Samarra: Ibu Kota Abbasiyah yang Megah
Demoblog.wgsgarut.com Hai semoga perjalananmu selalu mulus. Pada Artikel Ini mari kita bahas keunikan dari Sejarah yang sedang populer. Penjelasan Mendalam Tentang Sejarah Samarra Ibu Kota Abbasiyah yang Megah Jangan skip bagian apapun ya baca sampai tuntas.
Samarra: Ibu Kota Abbasiyah yang Megah
Di tepi Sungai Tigris, sekitar 125 kilometer utara Baghdad, terletak reruntuhan kota kuno Samarra. Didirikan pada tahun 836 M oleh Khalifah Abbasiyah Al-Mu'tasim, Samarra menjadi ibu kota kekaisaran selama lebih dari setengah abad.

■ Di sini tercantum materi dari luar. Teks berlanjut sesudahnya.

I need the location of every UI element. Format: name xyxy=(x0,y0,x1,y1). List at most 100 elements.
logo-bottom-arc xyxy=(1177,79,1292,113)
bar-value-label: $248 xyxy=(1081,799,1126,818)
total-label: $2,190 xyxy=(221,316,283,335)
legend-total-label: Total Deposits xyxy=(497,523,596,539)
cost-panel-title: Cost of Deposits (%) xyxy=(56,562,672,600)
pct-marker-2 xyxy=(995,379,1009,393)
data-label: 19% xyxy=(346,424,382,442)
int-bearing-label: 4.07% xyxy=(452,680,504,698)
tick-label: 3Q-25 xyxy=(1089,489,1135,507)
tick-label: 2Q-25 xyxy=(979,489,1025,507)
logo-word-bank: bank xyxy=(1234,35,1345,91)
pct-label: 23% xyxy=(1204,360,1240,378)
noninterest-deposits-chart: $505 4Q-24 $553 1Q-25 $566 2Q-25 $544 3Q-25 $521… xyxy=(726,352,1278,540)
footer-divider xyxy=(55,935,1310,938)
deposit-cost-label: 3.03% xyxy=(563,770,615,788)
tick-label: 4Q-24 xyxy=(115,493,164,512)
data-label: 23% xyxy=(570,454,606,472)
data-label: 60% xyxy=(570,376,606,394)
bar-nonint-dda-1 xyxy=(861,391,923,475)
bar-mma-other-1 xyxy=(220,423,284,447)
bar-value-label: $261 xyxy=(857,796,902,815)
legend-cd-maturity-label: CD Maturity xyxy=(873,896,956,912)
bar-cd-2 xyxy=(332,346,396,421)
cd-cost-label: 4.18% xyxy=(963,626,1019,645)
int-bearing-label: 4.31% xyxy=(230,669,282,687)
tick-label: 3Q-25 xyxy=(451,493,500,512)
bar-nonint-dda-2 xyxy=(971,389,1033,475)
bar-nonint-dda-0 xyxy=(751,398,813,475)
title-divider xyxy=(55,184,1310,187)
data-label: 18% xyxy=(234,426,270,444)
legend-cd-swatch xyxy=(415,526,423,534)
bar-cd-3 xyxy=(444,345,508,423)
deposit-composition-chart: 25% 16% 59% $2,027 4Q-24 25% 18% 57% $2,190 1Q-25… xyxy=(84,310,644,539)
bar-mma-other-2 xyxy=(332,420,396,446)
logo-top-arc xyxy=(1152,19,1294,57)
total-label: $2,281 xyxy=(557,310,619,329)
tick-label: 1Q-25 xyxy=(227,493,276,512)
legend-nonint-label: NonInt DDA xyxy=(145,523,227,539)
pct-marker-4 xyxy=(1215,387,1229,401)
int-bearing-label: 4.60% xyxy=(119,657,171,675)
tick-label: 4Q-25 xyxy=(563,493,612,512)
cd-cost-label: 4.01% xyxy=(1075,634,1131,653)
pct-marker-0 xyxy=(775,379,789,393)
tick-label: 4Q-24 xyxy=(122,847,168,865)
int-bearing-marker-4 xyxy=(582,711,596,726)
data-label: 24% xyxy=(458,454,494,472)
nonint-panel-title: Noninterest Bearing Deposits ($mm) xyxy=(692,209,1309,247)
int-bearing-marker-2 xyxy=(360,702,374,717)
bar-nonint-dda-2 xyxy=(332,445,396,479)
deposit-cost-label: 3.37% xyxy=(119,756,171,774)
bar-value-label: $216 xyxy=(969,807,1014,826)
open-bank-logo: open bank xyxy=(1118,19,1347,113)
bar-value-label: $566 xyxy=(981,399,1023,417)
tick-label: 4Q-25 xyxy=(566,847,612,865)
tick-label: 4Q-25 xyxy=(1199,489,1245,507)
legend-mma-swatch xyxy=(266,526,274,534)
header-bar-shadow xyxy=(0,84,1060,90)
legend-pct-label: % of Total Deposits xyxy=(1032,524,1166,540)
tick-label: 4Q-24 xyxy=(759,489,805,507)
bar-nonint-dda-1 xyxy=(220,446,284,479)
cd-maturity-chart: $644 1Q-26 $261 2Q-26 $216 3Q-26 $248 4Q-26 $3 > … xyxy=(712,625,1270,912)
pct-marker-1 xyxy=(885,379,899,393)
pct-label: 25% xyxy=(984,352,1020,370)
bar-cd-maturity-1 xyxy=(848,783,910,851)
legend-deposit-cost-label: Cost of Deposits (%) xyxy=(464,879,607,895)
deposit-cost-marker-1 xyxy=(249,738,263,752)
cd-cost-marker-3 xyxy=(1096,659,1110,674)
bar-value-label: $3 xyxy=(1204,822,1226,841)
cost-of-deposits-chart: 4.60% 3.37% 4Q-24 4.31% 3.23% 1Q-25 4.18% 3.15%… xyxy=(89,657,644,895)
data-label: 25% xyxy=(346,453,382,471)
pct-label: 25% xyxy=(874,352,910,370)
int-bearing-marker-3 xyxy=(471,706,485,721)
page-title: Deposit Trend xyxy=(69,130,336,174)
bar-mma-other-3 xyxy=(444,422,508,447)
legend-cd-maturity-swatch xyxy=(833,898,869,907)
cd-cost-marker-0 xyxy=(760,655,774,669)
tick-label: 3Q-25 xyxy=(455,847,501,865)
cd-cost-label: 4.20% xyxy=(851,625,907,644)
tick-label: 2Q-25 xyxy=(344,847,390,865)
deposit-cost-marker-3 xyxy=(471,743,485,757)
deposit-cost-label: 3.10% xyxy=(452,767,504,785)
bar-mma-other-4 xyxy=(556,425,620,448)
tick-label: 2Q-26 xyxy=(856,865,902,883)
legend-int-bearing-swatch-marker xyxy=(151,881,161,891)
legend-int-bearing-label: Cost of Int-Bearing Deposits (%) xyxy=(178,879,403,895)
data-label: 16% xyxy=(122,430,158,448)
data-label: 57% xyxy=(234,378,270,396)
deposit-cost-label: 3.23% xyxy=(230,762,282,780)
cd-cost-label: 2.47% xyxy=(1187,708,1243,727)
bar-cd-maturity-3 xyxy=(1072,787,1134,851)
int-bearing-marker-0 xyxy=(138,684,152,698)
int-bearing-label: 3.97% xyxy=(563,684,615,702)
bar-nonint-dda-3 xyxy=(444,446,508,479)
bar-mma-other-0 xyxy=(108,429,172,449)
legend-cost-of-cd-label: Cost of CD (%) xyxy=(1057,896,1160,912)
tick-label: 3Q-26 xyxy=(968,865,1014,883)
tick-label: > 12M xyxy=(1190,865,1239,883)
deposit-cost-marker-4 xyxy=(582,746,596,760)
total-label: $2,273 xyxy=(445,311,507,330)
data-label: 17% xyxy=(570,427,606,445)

Samarra adalah kota yang direncanakan dengan cermat, dengan tata letak geometris dan bangunan megah. Istana khalifah, yang dikenal sebagai Dar al-Khilafah, adalah kompleks yang luas dengan taman, kolam, dan aula resepsi yang mewah. Masjid Agung Samarra, yang dibangun pada tahun 847 M, adalah salah satu masjid terbesar dan paling mengesankan di dunia Islam.
Selain istana dan masjid, Samarra juga memiliki banyak bangunan lain, termasuk rumah-rumah mewah, pasar, dan pemandian umum. Kota ini menjadi pusat perdagangan dan budaya, menarik pedagang dan cendekiawan dari seluruh kekaisaran.
Namun, kejayaan Samarra berumur pendek. Pada tahun 892 M, Khalifah Al-Mu'tadid memindahkan ibu kota kembali ke Baghdad. Samarra ditinggalkan dan secara bertahap jatuh ke dalam reruntuhan.
Pertanyaan:
- Siapa yang mendirikan Samarra?
- Berapa lama Samarra menjadi ibu kota Abbasiyah?
- Apa nama istana khalifah di Samarra?
Jawaban:
- Khalifah Abbasiyah Al-Mu'tasim
- Lebih dari setengah abad
- Dar al-Khilafah
Itulah pembahasan komprehensif tentang samarra ibu kota abbasiyah yang megah dalam sejarah yang saya sajikan Saya harap Anda menemukan value dalam artikel ini selalu berinovasi dalam pembelajaran dan jaga kesehatan kognitif. Silakan share kepada rekan-rekanmu. lihat juga konten lainnya. Sampai berjumpa.
✦ Tanya AI
Saat ini AI kami sedang memiliki traffic tinggi silahkan coba beberapa saat lagi.